While petitioners do not offer a reasonable excuse for their delay in filing the instant motion, this omission is not dispositive where, as here, plaintiffs have established that the DOE had actual notice and will suffer no prejudice from the delay. Specifically, plaintiffs established that the DOE acquired knowledge of the infant plaintiff's claim that he was assaulted on April 1, 2022 through their receipt of the original notice of claim (See e.g., Matter of Corwin v City of New York, 141 A.D.3d 484, 489-490 [1st Dept 2016] ["to the extent that the allegations concerning the design of the station differ between the original notice of claim and the proposed amended notice of claim, the City unquestionably had actual notice of the claims in the latter document, based on the original notice of claim"]). In addition, as DOE employees were allegedly directly involved in the corporal punishment of the infant plaintiff, plaintiffs have demonstrated that the DOE had actual knowledge of the essential facts underlying this claim (See K.A. v Wappingers Cent. Sch. Dist, 151 A.D.3d 828, 831 [2d Dept 2017] [actual knowledge established where "an employee of the School District was not only 'directly involved' in the incident, but he committed the intentional tortious conduct giving rise to the claim"]; see also Matter of Orozco v City of New York, 200 A.D.3d 559, 562 [1st Dept 2021]).

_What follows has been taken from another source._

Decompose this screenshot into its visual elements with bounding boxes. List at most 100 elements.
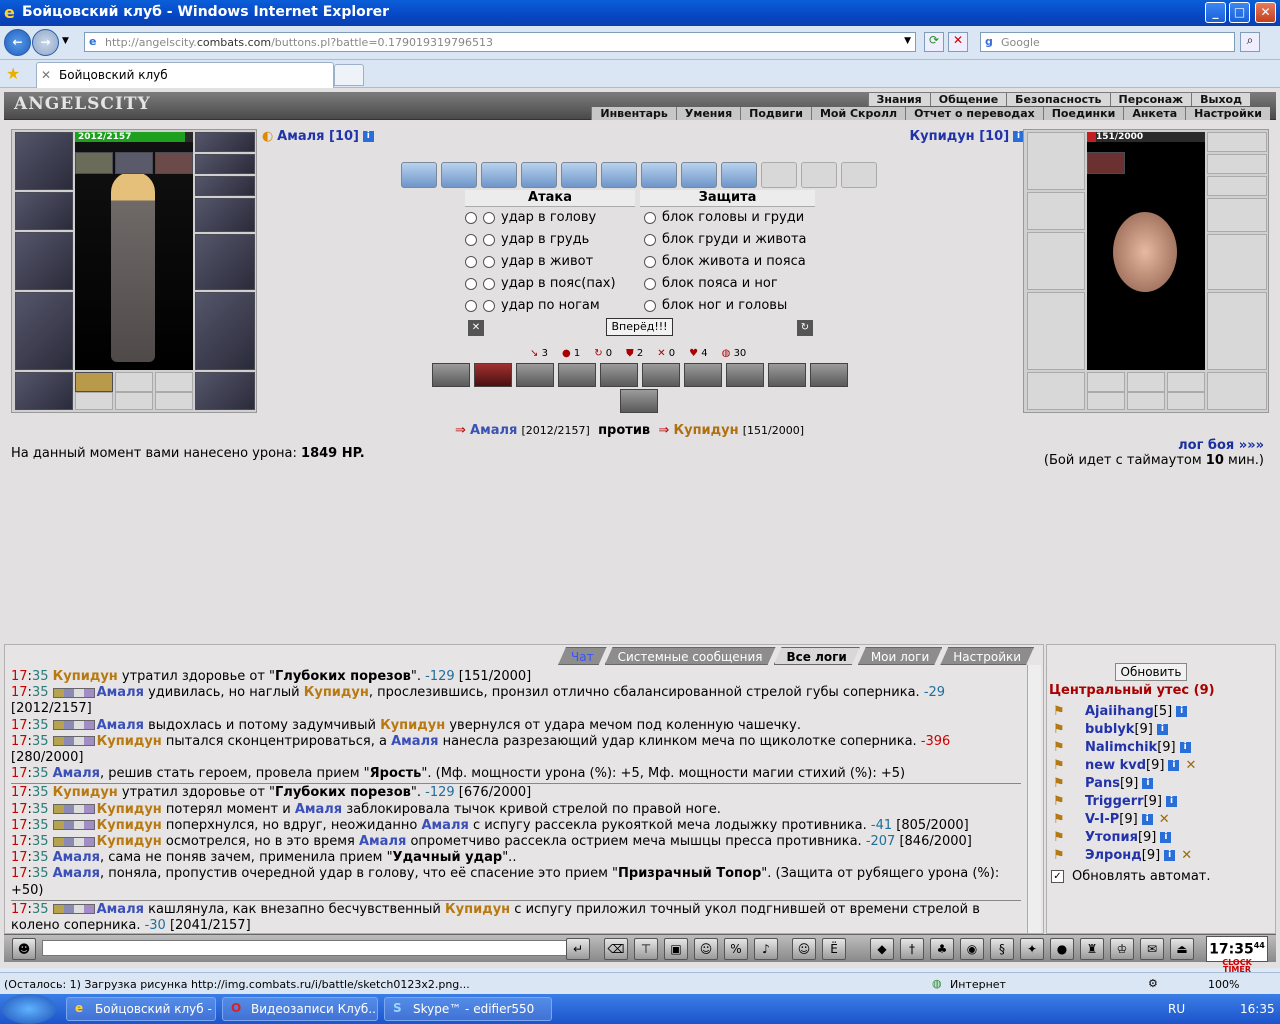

In light of the DOE's actual knowledge of the facts underlying their claims, plaintiffs have also established that the DOE will not been prejudiced by plaintiffs' delay in filing the notice of claim (See Matter of Orozco v City of New York, 200 A.D.3d 559, 563 [1st Dept 2021]). The DOE's contention "that it did not have an opportunity to conduct an investigation because it was not able to preserve potential evidence or interview witnesses while their memories and recollections were fresh," is "insufficient to demonstrate prejudice" (Matter of Dominguez v City Univ, of New York, 166 A.D.3d 540, 541 [1st Dept 2018]; see also Matter of Mercedes v City of New York, 169 A.D.3d 606, 607-608 [1st Dept 2019]).
In light of the foregoing, it is
ORDERED that plaintiffs' motion is granted and the amended notice of claim (NYSCEF Doc. No. 7) previously served on the New York City Department of Education on March 28, 2023 is deemed timely filed and served nunc pro tunc; and it is further
ORDERED that plaintiffs shall, within ten days of the date of this decision and order, file and serve a copy of this decision and order, with notice of entry, upon defendant as well as on the Clerk of the Court (60 Centre St., Room 141B) and the Clerk of the General Clerk's Office (60 Centre St., Rm. 119), who are directed to enter judgment accordingly; and it is further
ORDERED that such service upon the Clerk of the Court and the Clerk of the General Clerk's Office shall be made in accordance with the procedures set forth in the Protocol on Courthouse and County Clerk Procedures for Electronically Filed Cases (accessible at the "EFiling" page on this court's website at the address www.nycourts. gov/supctmanh).
This constitutes the decision and order of the Court.